Or, très vite, Chouinard a pris conscience du pouvoir démocratique de la caméra pour établir le dialogue entre les cultures en nous forçant à porter un regard neuf sur « l'étranger » au coin de notre rue. Celui-là qui, le plus souvent, n'occupe pas le haut du pavé dans l'échelle sociale et qui fait souvent l'objet de préjugés.
« Faire des films c'est une façon d'être citoyen, de rester critique au regard de ce qu'on nous raconte en politique », continue-t-il.
Denis Chouinard voit le jour à Montréal en 1964, mais c'est en banlieue, à Laval, qu'il passe son enfance. Le plus jeune d'une famille de cinq enfants, il est fasciné très tôt par la musique punk et ses critiques virulentes des injustices sociales. Côté littérature, ce sont Lautréamont, Sartre et Camus qui provoquent en lui des étincelles. « Je me suis rendu compte rapidement que les histoires, les films et les livres qui me touchaient étaient ceux qui parlaient des gens moins favorisés par la société », explique-t-il.
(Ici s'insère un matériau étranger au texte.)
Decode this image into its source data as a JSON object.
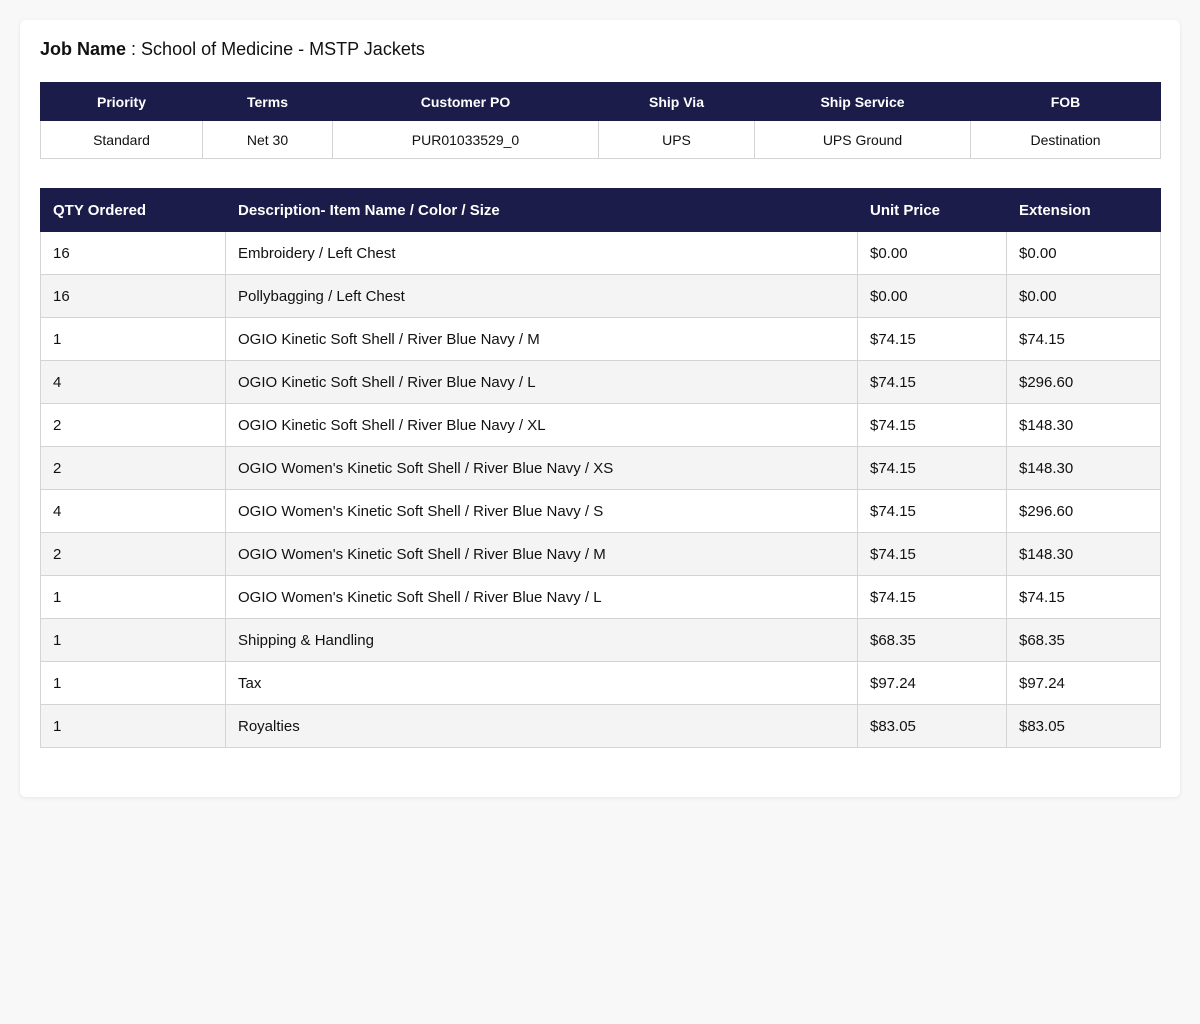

Le cinéma, on s'en doute, le passionnera rapidement. Jeune, il verra bien sûr beaucoup de films américains mais s'initiera très vite au cinéma québécois grâce à Télé-Québec et Radio-Canada. Il découvre également à l'adolescence les « grands » que sont Kubrick, Hitchcock et Costa Gavras. Il aura d'ailleurs l'occasion de connaître plus intimement ce dernier lors de l'élaboration du scénario de L'Ange de goudron.
En 1981, à l'âge de 17 ans, Chouinard s'inscrit en cinéma au collège de Saint-Laurent. Pour le banlieusard qu'il est, l'arrivée dans la métropole marque surtout une rupture avec un environnement homogène, blanc et francophone. Il fait la découverte du visage multiculturel de la ville. C'est le choc. Fasciné, il puisera bientôt à cette source toute son inspiration.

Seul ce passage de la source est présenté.